Our consideration of the record satisfies us that upon the issues made at the trial the evidence was sufficient to warrant the verdict, and that no reversible error occurred in the rulings or charge of the trial court.
The judgment below is accordingly affirmed.
Further illustration of this distinction may be found in another provision of section 10, above mentioned, which prohibits the shipper from obtaining or attempting to obtain “by false'statement or representation as to cost, value, nature, or extent of injury, or by the use of any false bill, bill of lading, .receipt, voucher, roll, account, claim, certificate, affidavit, or deposition, knowing the same to be false, fictitious, or fraudulent, or to contain any false, fictitious or fraudulent statement or entry * . * * any allowance, refund, or payment for damage or otherwise,” whereby transportation is secured at less than the regular rates.

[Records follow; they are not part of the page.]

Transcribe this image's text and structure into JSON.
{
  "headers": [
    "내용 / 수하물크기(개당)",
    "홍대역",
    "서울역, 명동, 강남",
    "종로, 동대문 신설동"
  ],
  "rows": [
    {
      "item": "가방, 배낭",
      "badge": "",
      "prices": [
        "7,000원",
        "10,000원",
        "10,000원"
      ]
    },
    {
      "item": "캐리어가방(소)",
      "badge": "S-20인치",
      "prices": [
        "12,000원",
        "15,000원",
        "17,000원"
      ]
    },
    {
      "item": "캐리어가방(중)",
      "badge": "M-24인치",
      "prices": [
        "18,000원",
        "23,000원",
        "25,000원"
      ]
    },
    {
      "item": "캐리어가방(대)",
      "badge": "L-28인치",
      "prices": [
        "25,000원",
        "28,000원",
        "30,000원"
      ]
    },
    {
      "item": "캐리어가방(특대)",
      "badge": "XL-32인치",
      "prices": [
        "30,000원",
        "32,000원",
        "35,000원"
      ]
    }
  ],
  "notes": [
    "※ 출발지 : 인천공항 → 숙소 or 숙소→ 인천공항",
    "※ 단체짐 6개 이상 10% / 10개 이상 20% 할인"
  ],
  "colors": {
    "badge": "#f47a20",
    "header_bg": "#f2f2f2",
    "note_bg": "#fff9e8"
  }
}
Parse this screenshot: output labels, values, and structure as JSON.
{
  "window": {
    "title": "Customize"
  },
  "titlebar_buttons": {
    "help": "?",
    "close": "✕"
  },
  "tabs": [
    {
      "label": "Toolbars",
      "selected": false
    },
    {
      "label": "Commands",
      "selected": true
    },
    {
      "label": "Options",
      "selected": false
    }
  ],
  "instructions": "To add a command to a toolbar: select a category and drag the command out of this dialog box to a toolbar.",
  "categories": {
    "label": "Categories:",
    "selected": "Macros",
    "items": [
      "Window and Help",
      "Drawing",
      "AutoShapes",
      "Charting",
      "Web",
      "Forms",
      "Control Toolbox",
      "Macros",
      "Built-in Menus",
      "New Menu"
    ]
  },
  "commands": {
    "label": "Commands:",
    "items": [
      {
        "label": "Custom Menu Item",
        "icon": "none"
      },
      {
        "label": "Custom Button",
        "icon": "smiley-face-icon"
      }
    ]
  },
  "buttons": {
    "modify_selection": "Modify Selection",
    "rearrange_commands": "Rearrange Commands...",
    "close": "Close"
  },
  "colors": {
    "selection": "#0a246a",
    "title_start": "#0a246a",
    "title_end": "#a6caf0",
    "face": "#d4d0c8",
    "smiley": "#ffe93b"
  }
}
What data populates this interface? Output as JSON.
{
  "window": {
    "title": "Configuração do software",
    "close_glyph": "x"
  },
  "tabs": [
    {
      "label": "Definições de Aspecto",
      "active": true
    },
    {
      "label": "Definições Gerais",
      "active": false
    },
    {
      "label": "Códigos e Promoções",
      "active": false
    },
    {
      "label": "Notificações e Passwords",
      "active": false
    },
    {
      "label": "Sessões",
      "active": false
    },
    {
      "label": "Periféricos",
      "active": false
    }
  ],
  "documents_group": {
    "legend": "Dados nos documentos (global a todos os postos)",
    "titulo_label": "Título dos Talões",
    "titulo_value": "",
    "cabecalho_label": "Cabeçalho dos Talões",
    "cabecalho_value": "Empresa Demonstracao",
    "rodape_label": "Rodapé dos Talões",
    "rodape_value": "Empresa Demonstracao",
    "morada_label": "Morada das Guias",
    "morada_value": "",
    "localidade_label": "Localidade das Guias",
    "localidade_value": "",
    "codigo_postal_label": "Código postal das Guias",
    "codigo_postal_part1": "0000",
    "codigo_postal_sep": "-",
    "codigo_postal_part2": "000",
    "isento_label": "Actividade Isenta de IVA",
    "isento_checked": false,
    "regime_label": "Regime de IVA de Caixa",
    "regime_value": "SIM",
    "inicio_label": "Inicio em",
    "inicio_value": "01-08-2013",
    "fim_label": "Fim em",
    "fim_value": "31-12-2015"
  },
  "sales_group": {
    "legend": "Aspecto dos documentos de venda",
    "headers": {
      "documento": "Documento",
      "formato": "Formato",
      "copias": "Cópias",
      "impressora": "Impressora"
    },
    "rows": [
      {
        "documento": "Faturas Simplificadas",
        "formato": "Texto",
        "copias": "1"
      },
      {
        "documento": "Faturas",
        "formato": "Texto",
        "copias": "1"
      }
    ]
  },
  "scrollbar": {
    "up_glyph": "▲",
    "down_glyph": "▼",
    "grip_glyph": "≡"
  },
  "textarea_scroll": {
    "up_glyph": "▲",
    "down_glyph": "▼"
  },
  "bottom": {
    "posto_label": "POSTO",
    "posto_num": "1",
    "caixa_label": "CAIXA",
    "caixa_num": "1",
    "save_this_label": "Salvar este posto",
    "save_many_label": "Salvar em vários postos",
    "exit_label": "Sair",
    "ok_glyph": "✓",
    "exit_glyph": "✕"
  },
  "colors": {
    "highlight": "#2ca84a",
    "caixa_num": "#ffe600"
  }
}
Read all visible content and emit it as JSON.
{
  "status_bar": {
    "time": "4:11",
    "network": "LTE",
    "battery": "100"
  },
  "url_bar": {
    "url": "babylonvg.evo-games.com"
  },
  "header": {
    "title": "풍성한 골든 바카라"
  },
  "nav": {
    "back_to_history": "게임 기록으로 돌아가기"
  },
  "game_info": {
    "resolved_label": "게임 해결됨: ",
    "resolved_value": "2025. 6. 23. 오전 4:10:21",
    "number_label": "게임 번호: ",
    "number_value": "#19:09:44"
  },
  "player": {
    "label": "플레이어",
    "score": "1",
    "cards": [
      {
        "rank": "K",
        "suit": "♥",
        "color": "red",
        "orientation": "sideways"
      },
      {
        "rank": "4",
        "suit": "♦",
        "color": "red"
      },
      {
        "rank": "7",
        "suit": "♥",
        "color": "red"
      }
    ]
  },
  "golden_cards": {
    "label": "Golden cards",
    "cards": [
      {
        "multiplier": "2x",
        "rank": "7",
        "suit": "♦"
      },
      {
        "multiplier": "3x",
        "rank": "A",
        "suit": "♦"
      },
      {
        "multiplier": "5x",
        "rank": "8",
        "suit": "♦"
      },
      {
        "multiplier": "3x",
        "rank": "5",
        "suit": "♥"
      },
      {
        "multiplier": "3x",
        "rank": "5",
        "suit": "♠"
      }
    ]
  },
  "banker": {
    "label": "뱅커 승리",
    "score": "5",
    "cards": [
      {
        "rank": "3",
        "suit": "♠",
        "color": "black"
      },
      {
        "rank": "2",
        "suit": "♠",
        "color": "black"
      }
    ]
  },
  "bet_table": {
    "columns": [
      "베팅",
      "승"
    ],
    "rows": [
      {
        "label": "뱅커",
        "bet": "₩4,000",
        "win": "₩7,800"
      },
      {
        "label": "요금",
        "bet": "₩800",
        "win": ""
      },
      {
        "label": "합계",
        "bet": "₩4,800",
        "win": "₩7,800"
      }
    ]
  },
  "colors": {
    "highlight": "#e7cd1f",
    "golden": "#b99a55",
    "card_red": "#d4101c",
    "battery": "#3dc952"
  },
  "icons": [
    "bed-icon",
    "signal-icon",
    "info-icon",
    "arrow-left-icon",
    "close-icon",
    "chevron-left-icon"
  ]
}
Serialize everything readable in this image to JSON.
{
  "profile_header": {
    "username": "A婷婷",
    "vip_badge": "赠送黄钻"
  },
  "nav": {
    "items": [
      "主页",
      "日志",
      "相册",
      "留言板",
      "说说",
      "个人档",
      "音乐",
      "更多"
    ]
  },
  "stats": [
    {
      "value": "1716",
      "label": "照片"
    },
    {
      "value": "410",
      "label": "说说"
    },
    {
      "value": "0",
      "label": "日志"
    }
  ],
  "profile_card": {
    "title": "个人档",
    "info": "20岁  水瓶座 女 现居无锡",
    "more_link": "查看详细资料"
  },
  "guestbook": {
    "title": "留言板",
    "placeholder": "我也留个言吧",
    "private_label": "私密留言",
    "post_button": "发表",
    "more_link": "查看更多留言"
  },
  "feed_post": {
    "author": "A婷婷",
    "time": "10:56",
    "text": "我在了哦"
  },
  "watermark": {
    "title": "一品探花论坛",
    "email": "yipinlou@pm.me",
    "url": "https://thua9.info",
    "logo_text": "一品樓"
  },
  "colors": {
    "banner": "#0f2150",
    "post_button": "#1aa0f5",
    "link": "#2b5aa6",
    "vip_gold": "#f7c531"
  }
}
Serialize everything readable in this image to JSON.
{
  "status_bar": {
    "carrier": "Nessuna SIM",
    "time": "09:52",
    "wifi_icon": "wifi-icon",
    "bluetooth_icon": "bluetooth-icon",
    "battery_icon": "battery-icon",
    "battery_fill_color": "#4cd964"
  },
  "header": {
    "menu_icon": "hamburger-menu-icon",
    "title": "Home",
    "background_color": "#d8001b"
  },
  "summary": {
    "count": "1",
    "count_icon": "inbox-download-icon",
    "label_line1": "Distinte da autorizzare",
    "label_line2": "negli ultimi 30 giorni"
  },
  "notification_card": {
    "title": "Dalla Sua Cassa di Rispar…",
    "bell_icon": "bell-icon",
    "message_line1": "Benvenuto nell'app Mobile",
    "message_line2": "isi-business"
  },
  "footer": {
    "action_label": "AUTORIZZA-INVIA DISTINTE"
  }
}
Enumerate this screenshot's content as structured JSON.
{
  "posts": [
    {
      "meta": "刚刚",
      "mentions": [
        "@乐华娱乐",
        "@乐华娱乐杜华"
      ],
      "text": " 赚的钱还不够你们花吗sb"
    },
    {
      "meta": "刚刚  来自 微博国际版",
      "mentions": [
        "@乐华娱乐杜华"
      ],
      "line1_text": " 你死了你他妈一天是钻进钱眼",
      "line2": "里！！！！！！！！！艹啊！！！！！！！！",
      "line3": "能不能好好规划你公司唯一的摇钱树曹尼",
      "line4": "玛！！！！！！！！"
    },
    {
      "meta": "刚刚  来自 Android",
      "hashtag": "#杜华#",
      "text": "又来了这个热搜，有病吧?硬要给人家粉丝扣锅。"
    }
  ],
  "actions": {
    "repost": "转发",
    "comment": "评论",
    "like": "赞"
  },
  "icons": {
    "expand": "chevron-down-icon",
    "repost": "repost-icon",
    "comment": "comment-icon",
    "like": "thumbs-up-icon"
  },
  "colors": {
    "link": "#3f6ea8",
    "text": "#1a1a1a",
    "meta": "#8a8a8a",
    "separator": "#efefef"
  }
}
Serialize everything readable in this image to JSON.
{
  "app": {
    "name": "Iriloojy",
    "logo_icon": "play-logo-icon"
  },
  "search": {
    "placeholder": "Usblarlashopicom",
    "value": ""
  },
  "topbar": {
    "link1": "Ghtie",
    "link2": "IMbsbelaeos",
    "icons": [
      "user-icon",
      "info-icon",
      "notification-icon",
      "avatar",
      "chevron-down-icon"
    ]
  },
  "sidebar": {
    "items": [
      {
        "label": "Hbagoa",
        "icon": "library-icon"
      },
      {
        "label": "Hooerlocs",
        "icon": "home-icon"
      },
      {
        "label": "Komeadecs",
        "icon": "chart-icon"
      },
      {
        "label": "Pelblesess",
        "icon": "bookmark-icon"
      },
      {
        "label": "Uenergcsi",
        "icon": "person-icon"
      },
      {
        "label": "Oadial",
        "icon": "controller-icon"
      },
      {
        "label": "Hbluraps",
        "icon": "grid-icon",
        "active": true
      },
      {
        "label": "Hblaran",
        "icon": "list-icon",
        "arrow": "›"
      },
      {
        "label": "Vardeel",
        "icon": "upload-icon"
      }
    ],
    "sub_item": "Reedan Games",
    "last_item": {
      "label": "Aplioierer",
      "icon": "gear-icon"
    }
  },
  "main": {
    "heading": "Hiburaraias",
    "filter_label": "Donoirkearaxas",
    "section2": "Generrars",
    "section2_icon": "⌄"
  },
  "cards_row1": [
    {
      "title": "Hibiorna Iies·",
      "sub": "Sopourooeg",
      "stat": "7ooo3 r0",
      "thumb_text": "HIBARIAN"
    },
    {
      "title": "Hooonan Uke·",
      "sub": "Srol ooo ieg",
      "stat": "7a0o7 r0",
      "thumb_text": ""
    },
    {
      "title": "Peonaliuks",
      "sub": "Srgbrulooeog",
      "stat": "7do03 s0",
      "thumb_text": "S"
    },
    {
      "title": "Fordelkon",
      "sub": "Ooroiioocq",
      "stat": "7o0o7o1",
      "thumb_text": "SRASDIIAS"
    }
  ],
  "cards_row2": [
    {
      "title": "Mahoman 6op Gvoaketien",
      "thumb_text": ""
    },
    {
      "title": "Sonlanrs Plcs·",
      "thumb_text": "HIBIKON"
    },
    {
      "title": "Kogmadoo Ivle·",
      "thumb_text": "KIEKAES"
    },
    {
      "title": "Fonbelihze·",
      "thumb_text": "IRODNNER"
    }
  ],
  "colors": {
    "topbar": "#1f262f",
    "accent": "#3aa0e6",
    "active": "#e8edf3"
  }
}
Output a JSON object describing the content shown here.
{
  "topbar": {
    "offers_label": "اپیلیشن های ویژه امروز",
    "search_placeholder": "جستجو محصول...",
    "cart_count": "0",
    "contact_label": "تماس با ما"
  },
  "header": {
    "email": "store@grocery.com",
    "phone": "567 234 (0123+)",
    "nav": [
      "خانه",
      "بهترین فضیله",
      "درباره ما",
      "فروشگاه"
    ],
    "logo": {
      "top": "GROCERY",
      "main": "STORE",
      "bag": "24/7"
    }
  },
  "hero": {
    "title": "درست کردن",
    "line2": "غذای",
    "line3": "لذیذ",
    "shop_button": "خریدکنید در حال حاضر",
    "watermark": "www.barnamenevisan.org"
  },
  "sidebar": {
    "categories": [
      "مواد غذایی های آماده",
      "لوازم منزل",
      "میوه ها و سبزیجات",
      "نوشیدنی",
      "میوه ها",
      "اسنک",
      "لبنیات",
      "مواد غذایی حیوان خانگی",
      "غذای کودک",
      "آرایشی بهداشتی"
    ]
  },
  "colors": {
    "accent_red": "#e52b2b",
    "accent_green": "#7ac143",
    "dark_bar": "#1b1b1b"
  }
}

“Lumber and articles taking lumber rates * * * in car loads which originate on G. R. & I. Ry. or on foreign lines named below, may be stopped to dress, work, sort, reconsign, partly unload or to complete loading at stations on Grand Rapids & Indiana Ry. on basis of through rate point of origin to final destination in effect at date of shipment via routes provided in tariffs lawfully on file with Interstate Commerce and State Commissions at a charge of $3.00 per car in addition to tariff rates, except as provided in item No. 10, settlement to be made with agent at stop-off station. The stopoff charge is to be applied on the car or cars received at the stop-off station. * * *
“When from other foreign lines, the through rates from points of origin to final destinations will apply, provided all lines over which the shipments travel join in the rates. * * *
“On shipments originating on the Grand Rapids & Indiana Railway, the rate to stop-off station will be the difference between the through rate from point of origin to final destination and the rate from stop-off station. * * *
“On shipments originating on foreign line, the rate to junction station, where received on Grand Rapids & Indiana Railway, will be such lines’ proportion of the through rate to final destination. * * *
“To receive the benefit of through rates point of origin to final destination, shipments must be re-consigned within one year from date of bill of lading at point of origin. * * *
“The lading forward must be of the same kind as the original lading, i. e., soft lumber inbound and outbound, hard wood lumber inbound and outbound,
“The station at which the stop takes place must be on the direct line of G. R. & I. Ry., in direction shipment is moving between points of origin and final destinations. * * *
“Shipments may be reconsigned under the above conditions without stop-off charge provided there has been no change in lading and car is not delayed more than 24 hours and no extra switching service has been performed at station where reconsignment takes place. If delayed beyond 24 hours $3.00 stop-off will be charged for each car.
“Billing Instructions. Agent making card and regular waybills for original load will insert under proper heading name of station at which ear should be stopped and for what purpose, name of party who is to handle shipment, and will stamp at top margin of card and regular waybills in two conspicuous' places ‘stop-off car.’ Regular waybill must be mailed to the stop-off station.
“Shipments will be billed to the stop-off station at the weights and rates provided for herein. The charge made for stopping cars should be inserted on regular waybills in ‘advance’ column specifying what it is for and notation must also be made in bills of lading. * * *
“All shipments will be rebilled from the stop-off station at remainder of through rate after deducting the rates which are applied from point of origin to the stop-off station.”